Ein Blick zu Lucian von Samosata
Lucian von Samosata (2. Jh. n. Chr.) schrieb ein kurzes, aber bedeutendes Werk über die Regeln der antiken Geschichtsschreibung. Darin wird klar, was in der Antike als legitime Geschichtsschreibung galt – und was nicht. Seine Einsichten zeigen, dass es in der antiken Historiografie nicht um rein objektive Neutralität ging, sondern um Wahrheit im Sinne des Gesamtbildes, nicht zwingend im Sinn moderner Quellenkritik.
Apologetischer Wert dieser Einsichten
Für die christliche Apologetik ist dies von zentraler Bedeutung.
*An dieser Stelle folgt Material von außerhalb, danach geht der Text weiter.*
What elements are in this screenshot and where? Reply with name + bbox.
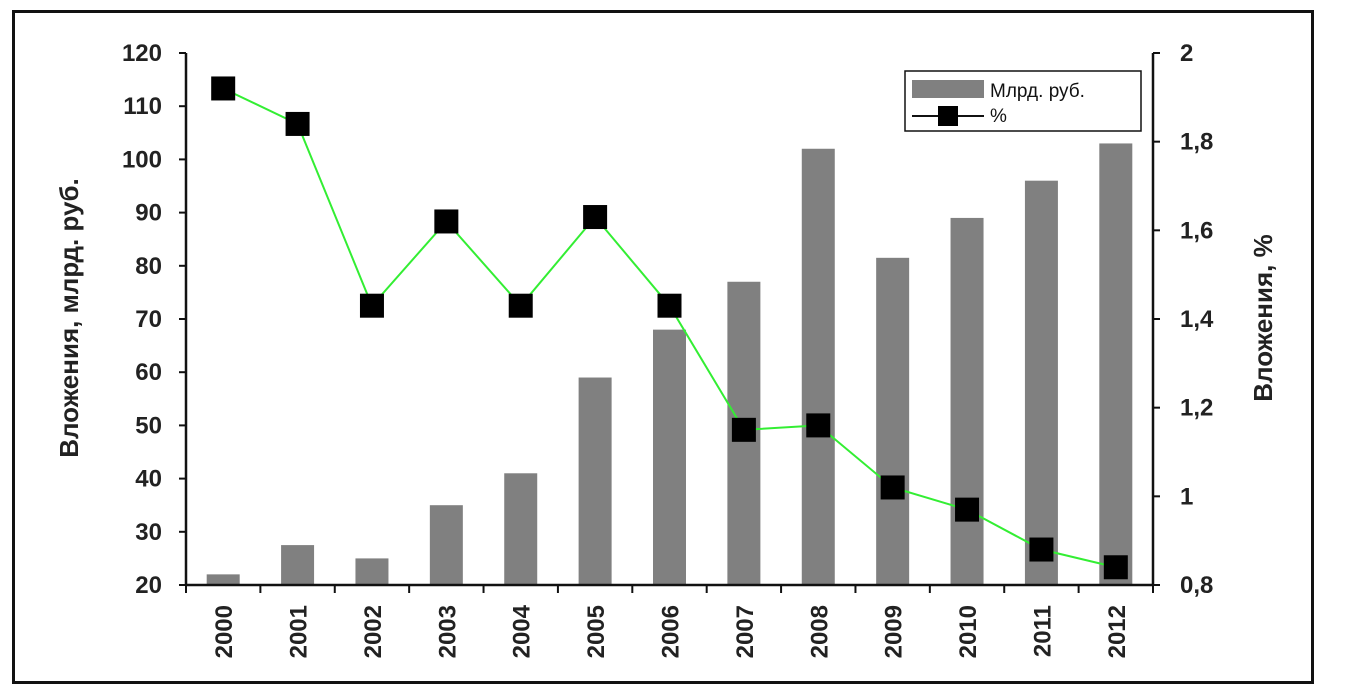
y2-tick-label: 1,4 [1180, 306, 1214, 333]
line-marker-2002 [359, 293, 384, 318]
bar-2012 [1099, 143, 1133, 585]
y2-tick-label: 0,8 [1180, 572, 1213, 599]
y-tick-label: 50 [135, 412, 162, 439]
x-tick-label: 2011 [1029, 605, 1056, 657]
y2-tick-label: 1,6 [1180, 217, 1213, 244]
x-tick-label: 2010 [955, 605, 982, 658]
bar-2009 [876, 257, 910, 585]
right-axis-ticks: 0,8 1 1,2 1,4 1,6 1,8 2 [1153, 40, 1214, 599]
y2-tick-label: 2 [1180, 40, 1193, 67]
y-tick-label: 110 [123, 93, 162, 120]
bar-2005 [578, 377, 612, 585]
line-marker-2008 [806, 413, 831, 438]
legend-line-label: % [990, 106, 1007, 127]
x-tick-label: 2006 [658, 605, 685, 658]
y-tick-label: 40 [135, 466, 162, 493]
x-axis-ticks: 2000 2001 2002 2003 2004 2005 2006 2007 2008 2009… [185, 585, 1154, 658]
legend-bar-swatch [912, 80, 984, 98]
axes [184, 53, 1155, 587]
y-tick-label: 80 [135, 253, 162, 280]
line-marker-2010 [955, 497, 980, 522]
y2-tick-label: 1 [1180, 483, 1193, 510]
x-tick-label: 2005 [583, 605, 610, 658]
line-marker-2005 [583, 205, 608, 230]
line-marker-2012 [1103, 555, 1128, 580]
bar-2004 [504, 473, 538, 585]
line-marker-2004 [508, 293, 533, 318]
bar-series [206, 143, 1133, 586]
x-tick-label: 2000 [211, 605, 238, 658]
y2-axis-title: Вложения, % [1248, 234, 1278, 401]
x-tick-label: 2012 [1104, 605, 1131, 658]
x-tick-label: 2009 [881, 605, 908, 658]
bar-2010 [950, 217, 984, 586]
line-series [211, 76, 1128, 580]
x-tick-label: 2004 [509, 604, 536, 658]
bar-2002 [355, 558, 389, 585]
line-marker-2003 [434, 209, 459, 234]
bar-2008 [801, 148, 835, 585]
line-marker-2001 [285, 111, 310, 136]
y-axis-title: Вложения, млрд. руб. [54, 178, 84, 458]
y-tick-label: 30 [135, 519, 162, 546]
bar-2001 [281, 545, 315, 585]
bar-2000 [206, 574, 240, 585]
y-tick-label: 90 [135, 200, 162, 227]
x-tick-label: 2002 [360, 605, 387, 658]
line-marker-2007 [731, 417, 756, 442]
line-marker-2006 [657, 293, 682, 318]
x-tick-label: 2008 [806, 605, 833, 658]
legend-bar-label: Млрд. руб. [990, 81, 1085, 102]
bar-2003 [429, 505, 463, 585]
left-axis-ticks: 20 30 40 50 60 70 80 90 100 110 120 [122, 40, 186, 599]
legend: Млрд. руб. % [904, 70, 1142, 132]
x-tick-label: 2001 [286, 605, 313, 658]
y-tick-label: 70 [135, 306, 162, 333]
line-marker-2000 [211, 76, 236, 101]
y-tick-label: 120 [122, 40, 162, 67]
x-tick-label: 2007 [732, 605, 759, 658]
y2-tick-label: 1,8 [1180, 129, 1213, 156]
bar-2011 [1024, 180, 1058, 585]
y-tick-label: 60 [135, 359, 162, 386]
line-marker-2009 [880, 475, 905, 500]
x-tick-label: 2003 [434, 605, 461, 658]
line-marker-2011 [1029, 537, 1054, 562]
y-tick-label: 100 [122, 146, 162, 173]
legend-marker-swatch [938, 106, 958, 126]
bar-2006 [653, 329, 686, 585]
y-tick-label: 20 [135, 572, 162, 599]
y2-tick-label: 1,2 [1180, 395, 1213, 422]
Denn es zeigt: Die Evangelien sind nicht unzuverlässig, weil sie stilistisch unterschiedlich berichten, sondern sie sind im Rahmen der antiken Geschichtsschreibung durchaus glaubwürdig. Die Autoren verfolgten eine theologisch motivierte, aber geschichtlich verwurzelte Darstellung. Sie wollten die Botschaft Jesu getreu vermitteln – und haben das mit den ihnen zur Verfügung stehenden Mitteln getan.
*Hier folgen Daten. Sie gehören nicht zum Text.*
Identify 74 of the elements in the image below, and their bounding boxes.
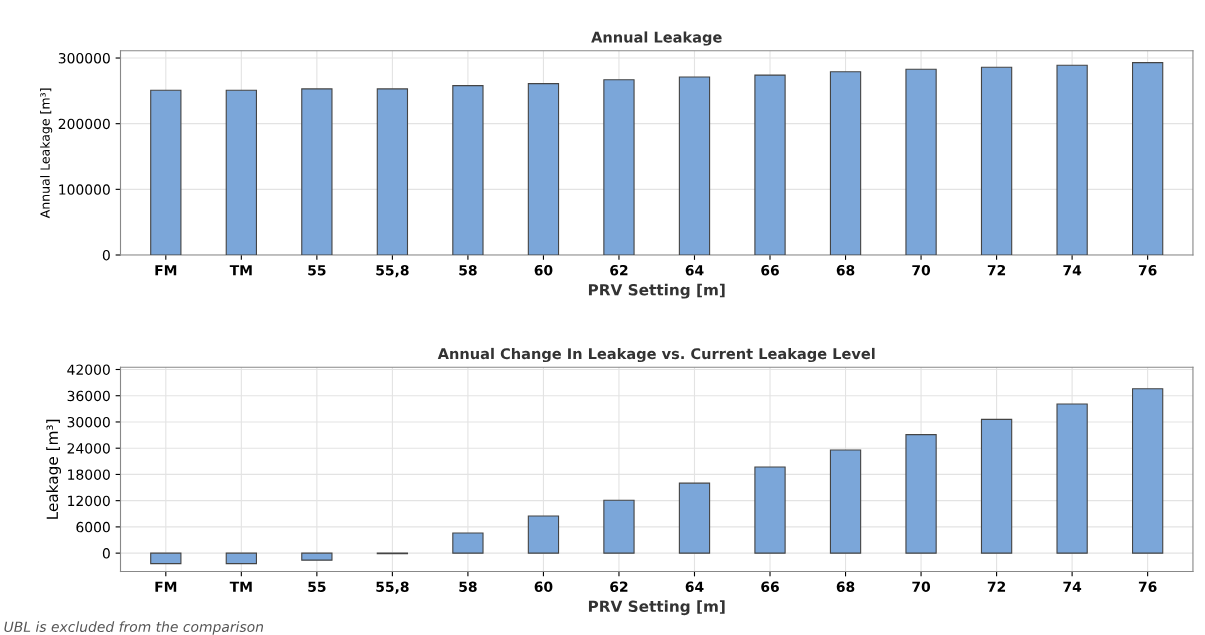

Wer den Evangelien vorwirft, sie seien keine objektive Geschichtsschreibung im modernen Sinne, begeht den Fehler des anachronistischen Urteils: Er legt Maßstäbe des 21. Jahrhunderts an einen Text des 1. Jahrhunderts an.
Fazit
Die Evangelien stehen in einer langen Tradition antiker, ernst zu nehmender Geschichtsschreibung. Sie sind theologisch reflektiert, geistlich motiviert – und dennoch historisch zuverlässig. Wer das Evangelium liest, liest nicht Mythos, sondern Geschichte mit geistlicher Tiefe. Und das macht die Evangelien zu einzigartigen Zeugnissen – sowohl im Blick auf die Antike als auch auf das ewige Heil.
Literaturverzeichnis
Polybios. Histories, Buch 12, Abschnitt 25b. Übersetzung nach: Frank W. Walbank und Christian Habicht (Hrsg.), The Histories, Books 9–16, Loeb Classical Library 159. Cambridge: Harvard University Press, 2011.
Thukydides. Der Peloponnesische Krieg, insbesondere Buch I. Verschiedene Ausgaben, z.B. in der Übersetzung von Georg Peter Landmann, Stuttgart: Kröner Verlag.
Lucian von Samosata. Wie man Geschichte schreiben soll (Πῶς δεῖ ἱστορίαν συγγράφειν). In: Lucians Werke, hrsg. u. übers. v. C. Jacobitz, Leipzig: Teubner, 1896. Quintilian. Institutio Oratoria, Buch X, insbesondere 10.1.101. Übersetzung u.a. bei: Donald A. Russell (Hrsg.),
Quintilian: The Orator’s Education, Harvard University Press, 2001.
Metzger, Bruce M. A Textual Commentary on the Greek New Testament, 2nd ed., New York: United Bible Societies, 1994.
The Greek New Testament (Nestle-Aland, 28. Auflage; SBL Greek New Testament; Tyndale House Edition), diverse Ausgaben.
Die Bibel, Luther 2017 oder Elberfelder Bibel, zur Bezugnahme auf Lukas-Evangelium, Jesaja 53, Daniel und weitere alttestamentliche sowie neutestamentliche Stellen.